Comme pour tout le monde ! Elle a des problèmes dans son travail, dans sa famille, avec son, sa partenaire, ou que sais-je, elle souhaite dépasser certaines entraves et retrouver la possibilité d’aimer, de penser, de vivre. Dans une cure, il y a une intensification des affects. Cette intensification de l’amour ou de l’angoisse permet de déplacer le sujet de l’endroit où il était enfermé. Dans cette approche, la sexualité devient «anodine», selon le mot juste del’anthropologue américaine Gayle Rubin. Le discours sur la sexualité hiérarchise, catégorise alors qu’elle devrait être sans histoire dans sa variété. Au sens freudien, il ne faut pas oublier que le sexuel est élargi : c’est la libido, l’éros, le mouvement, ce désir d’accomplir des choses. C’est précisément cet élan qu’on veut trouver.
En quoi la psychanalyse, qui donne l’image d’une discipline déconnectée de son temps et repliée sur ses concepts fondateurs, serait-elle pertinente aujourd’hui ?
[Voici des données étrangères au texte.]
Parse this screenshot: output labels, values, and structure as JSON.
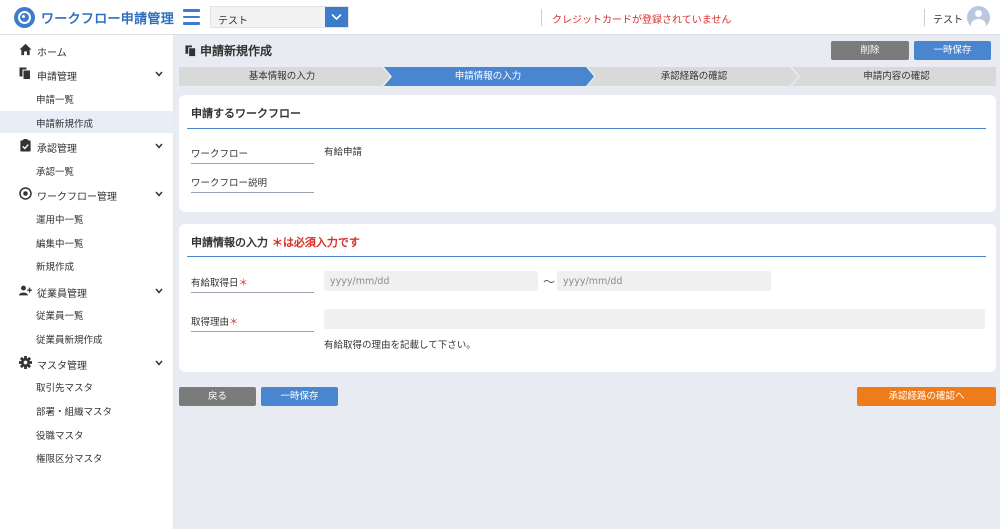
{
  "header": {
    "app_title": "ワークフロー申請管理",
    "select_value": "テスト",
    "alert": "クレジットカードが登録されていません",
    "user_name": "テスト"
  },
  "sidebar": {
    "home": "ホーム",
    "groups": [
      {
        "label": "申請管理",
        "icon": "document-icon",
        "items": [
          "申請一覧",
          "申請新規作成"
        ]
      },
      {
        "label": "承認管理",
        "icon": "clipboard-check-icon",
        "items": [
          "承認一覧"
        ]
      },
      {
        "label": "ワークフロー管理",
        "icon": "target-icon",
        "items": [
          "運用中一覧",
          "編集中一覧",
          "新規作成"
        ]
      },
      {
        "label": "従業員管理",
        "icon": "user-plus-icon",
        "items": [
          "従業員一覧",
          "従業員新規作成"
        ]
      },
      {
        "label": "マスタ管理",
        "icon": "gear-icon",
        "items": [
          "取引先マスタ",
          "部署・組織マスタ",
          "役職マスタ",
          "権限区分マスタ"
        ]
      }
    ],
    "active_item": "申請新規作成"
  },
  "page": {
    "title": "申請新規作成",
    "delete_label": "削除",
    "temp_save_label": "一時保存"
  },
  "steps": [
    {
      "label": "基本情報の入力",
      "state": "done"
    },
    {
      "label": "申請情報の入力",
      "state": "active"
    },
    {
      "label": "承認経路の確認",
      "state": "todo"
    },
    {
      "label": "申請内容の確認",
      "state": "todo"
    }
  ],
  "workflow_card": {
    "title": "申請するワークフロー",
    "workflow_label": "ワークフロー",
    "workflow_value": "有給申請",
    "description_label": "ワークフロー説明",
    "description_value": ""
  },
  "input_card": {
    "title": "申請情報の入力",
    "required_note": "＊は必須入力です",
    "date_label": "有給取得日",
    "date_required": "＊",
    "date_from_placeholder": "yyyy/mm/dd",
    "date_separator": "〜",
    "date_to_placeholder": "yyyy/mm/dd",
    "reason_label": "取得理由",
    "reason_required": "＊",
    "reason_value": "",
    "reason_hint": "有給取得の理由を記載して下さい。"
  },
  "footer": {
    "back_label": "戻る",
    "temp_save_label": "一時保存",
    "next_label": "承認経路の確認へ"
  },
  "colors": {
    "accent": "#4a86d0",
    "brand": "#2f6fc0",
    "alert": "#d9302a",
    "orange": "#ef7c1a",
    "step_inactive": "#d9d9d9"
  }
}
Le travail analytique n’est pas seulement un travail thérapeutique dans le sens où il s’agirait «d’aller mieux». C’est aussi une approche critique, une façon d’analyser sa propre construction et son propre désir. Sur le divan, s’acquiert un savoir sur soi-même qui a des effets dans le social. Etre analysé, c’est être moins dupe des enjeux de pouvoir. On interroge les modèles comme ceux de la binarité sexuelle qui participent du contrôle social. Ce sont comme des petits foyers de résistance politique. Comme le dit Foucault, on essaie de ne pas «se laisser tellement gouverner». Ces nouveaux savoirs ou ces nouvelles demandes dans le domaine des sexualités et des genres sont donc une chance pour la psychanalyse. Plus nous sommes pris dans des dispositifs où tout est calcul, rentabilité, maîtrise, plus il y a la nécessité de la psychanalyse, car tout ce qui échappe au calcul, à la maîtrise, tout ce qui n’entre pas dans des cases est le sujet même de la psychanalyse. Je pense que les gens ont besoin d’un autre espace pour savoir, pour parler, avec une certaine forme de liberté.